Poor sanitation is thought to be a major cause of enteric infections and malnutrition among young children. However, can large scale sanitation programs indeed deliver the hypothesized health benefits? We answer this question in the context of India’s Total Sanitation Campaign (TSC) using cluster-randomized, controlled trials in Odisha (2005-06) and Madhya Pradesh (MP; 2009-2011). In both sites, the interventions consisted of Community Led Total Sanitation (CLTS) based behaviour change approaches and subsidies for toilet construction but the intensity and mechanism of the programs differed. We randomized 40 and 80 villages to treatment and control arms equally in Odisha (n~1086 households) and MP (n~3029 households), respectively, and estimated differences in the outcomes between the two groups in an intention-to-treat analysis.

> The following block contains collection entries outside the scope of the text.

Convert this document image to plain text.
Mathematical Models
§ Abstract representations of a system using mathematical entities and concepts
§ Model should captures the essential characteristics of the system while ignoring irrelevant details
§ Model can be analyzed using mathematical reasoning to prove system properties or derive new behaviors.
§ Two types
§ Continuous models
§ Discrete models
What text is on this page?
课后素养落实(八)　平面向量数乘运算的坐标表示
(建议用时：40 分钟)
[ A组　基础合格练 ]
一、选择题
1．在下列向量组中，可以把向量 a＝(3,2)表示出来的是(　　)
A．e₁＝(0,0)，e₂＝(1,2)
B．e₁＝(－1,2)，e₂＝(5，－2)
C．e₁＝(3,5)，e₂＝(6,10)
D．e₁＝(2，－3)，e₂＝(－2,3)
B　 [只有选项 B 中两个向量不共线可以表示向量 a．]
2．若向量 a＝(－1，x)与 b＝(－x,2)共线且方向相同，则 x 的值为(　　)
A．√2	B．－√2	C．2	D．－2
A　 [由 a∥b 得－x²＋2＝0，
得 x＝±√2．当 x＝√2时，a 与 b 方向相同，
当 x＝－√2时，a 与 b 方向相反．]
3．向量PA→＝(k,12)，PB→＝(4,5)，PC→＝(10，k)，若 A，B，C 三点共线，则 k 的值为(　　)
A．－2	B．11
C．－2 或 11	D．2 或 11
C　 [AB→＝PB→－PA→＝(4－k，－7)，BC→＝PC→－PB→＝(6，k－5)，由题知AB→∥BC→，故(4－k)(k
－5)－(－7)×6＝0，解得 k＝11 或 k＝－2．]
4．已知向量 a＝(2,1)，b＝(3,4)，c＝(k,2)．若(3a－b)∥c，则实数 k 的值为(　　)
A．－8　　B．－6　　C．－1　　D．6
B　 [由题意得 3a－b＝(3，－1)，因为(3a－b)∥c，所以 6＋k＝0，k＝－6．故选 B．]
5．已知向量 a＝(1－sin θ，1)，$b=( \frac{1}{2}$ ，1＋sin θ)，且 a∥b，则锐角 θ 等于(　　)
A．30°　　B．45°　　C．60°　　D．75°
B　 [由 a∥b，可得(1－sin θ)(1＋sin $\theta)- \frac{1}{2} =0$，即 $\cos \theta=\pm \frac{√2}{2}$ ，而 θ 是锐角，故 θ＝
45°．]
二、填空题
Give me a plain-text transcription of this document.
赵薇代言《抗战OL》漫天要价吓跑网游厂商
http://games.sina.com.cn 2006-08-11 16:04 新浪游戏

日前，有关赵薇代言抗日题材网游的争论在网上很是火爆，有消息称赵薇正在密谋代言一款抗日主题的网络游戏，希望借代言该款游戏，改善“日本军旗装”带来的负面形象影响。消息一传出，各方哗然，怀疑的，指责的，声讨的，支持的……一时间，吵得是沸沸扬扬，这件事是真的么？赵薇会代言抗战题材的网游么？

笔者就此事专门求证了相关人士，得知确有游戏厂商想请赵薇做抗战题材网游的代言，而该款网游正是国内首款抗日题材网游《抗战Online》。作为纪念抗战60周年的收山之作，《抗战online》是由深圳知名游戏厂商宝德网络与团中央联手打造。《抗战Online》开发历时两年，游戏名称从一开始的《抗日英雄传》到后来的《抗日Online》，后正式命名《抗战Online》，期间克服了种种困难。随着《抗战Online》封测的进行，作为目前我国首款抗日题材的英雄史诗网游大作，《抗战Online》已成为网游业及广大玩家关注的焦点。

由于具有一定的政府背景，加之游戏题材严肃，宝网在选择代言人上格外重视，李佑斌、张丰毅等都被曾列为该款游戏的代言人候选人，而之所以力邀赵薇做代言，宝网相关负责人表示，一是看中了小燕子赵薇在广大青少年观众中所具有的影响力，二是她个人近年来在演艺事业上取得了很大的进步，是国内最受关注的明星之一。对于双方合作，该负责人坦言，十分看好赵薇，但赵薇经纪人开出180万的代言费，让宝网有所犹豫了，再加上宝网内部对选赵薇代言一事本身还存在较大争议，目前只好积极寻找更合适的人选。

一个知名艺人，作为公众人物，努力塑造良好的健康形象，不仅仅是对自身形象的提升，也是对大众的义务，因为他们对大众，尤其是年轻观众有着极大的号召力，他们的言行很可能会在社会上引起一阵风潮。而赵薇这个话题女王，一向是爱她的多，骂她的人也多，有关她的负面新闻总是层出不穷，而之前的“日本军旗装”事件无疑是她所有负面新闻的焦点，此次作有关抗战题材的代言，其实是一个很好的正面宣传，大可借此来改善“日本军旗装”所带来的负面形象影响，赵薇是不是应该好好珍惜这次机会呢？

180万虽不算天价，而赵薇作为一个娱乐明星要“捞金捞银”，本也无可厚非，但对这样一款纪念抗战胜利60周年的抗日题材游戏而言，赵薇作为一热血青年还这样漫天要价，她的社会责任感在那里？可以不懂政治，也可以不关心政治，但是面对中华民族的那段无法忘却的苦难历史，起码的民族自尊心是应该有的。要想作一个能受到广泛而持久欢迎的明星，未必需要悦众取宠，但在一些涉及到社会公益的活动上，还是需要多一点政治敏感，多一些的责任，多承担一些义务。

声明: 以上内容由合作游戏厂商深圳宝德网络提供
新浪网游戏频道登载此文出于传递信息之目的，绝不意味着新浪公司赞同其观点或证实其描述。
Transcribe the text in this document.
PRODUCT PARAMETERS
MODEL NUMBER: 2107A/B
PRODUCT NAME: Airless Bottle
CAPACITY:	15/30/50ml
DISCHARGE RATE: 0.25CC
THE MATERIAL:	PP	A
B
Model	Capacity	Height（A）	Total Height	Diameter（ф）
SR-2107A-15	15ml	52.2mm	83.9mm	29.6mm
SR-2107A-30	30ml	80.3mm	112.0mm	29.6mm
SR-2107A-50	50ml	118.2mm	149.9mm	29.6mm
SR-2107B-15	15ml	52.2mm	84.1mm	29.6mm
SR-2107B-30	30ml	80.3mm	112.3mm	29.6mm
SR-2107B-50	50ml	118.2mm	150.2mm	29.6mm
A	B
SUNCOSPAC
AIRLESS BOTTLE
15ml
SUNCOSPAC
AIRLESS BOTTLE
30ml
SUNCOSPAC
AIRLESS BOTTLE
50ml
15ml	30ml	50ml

In both trials, the interventions increased percentage of households with IHL in a village (by 19% in MP and by 25% in Odisha) and decreased OD among adults (by ~10% in MP and by ~17% in Odisha). However, the intervention in MP did not improve child health based on multiple outcomes (diarrhoea, HCGI, helminth infections, anaemia, growth). In Odisha, the program increased the height of children under 5 years of age by 1.49 cm compared to the control group (85.56 cm). We also find program effect on child arm circumference, but not on weight and diarrhoea prevalence. By decomposing the treatment effects we further find that the level of OD is strongly correlated with height and arm circumference. Subsidies for toilet construction and behaviour change interventions both are highly complementary to achieve meaningful reductions in OD levels.
The collective evidence suggests that the future refinements of the TSC may immensely benefit by strengthening both the behaviour change and subsidy delivery aspects of the program. However, available evidence also cautions us that that the effect of improved sanitation may depend on other non-sanitation factors (water, handwashing, public health, environmental, etc.). There also has not been much innovation in promoting sanitation (behaviour change) except the anecdotal success of CLTS and its close variants. Unfortunately, the existing epidemiological and economic research in India is too limited to provide meaningful advice about the “How” to policy makers. Therefore, these papers make a call to design and test program refinements to TSC/NBA/SBA in small-scale and short-term pilots across different regions of India before scaling up to the national level.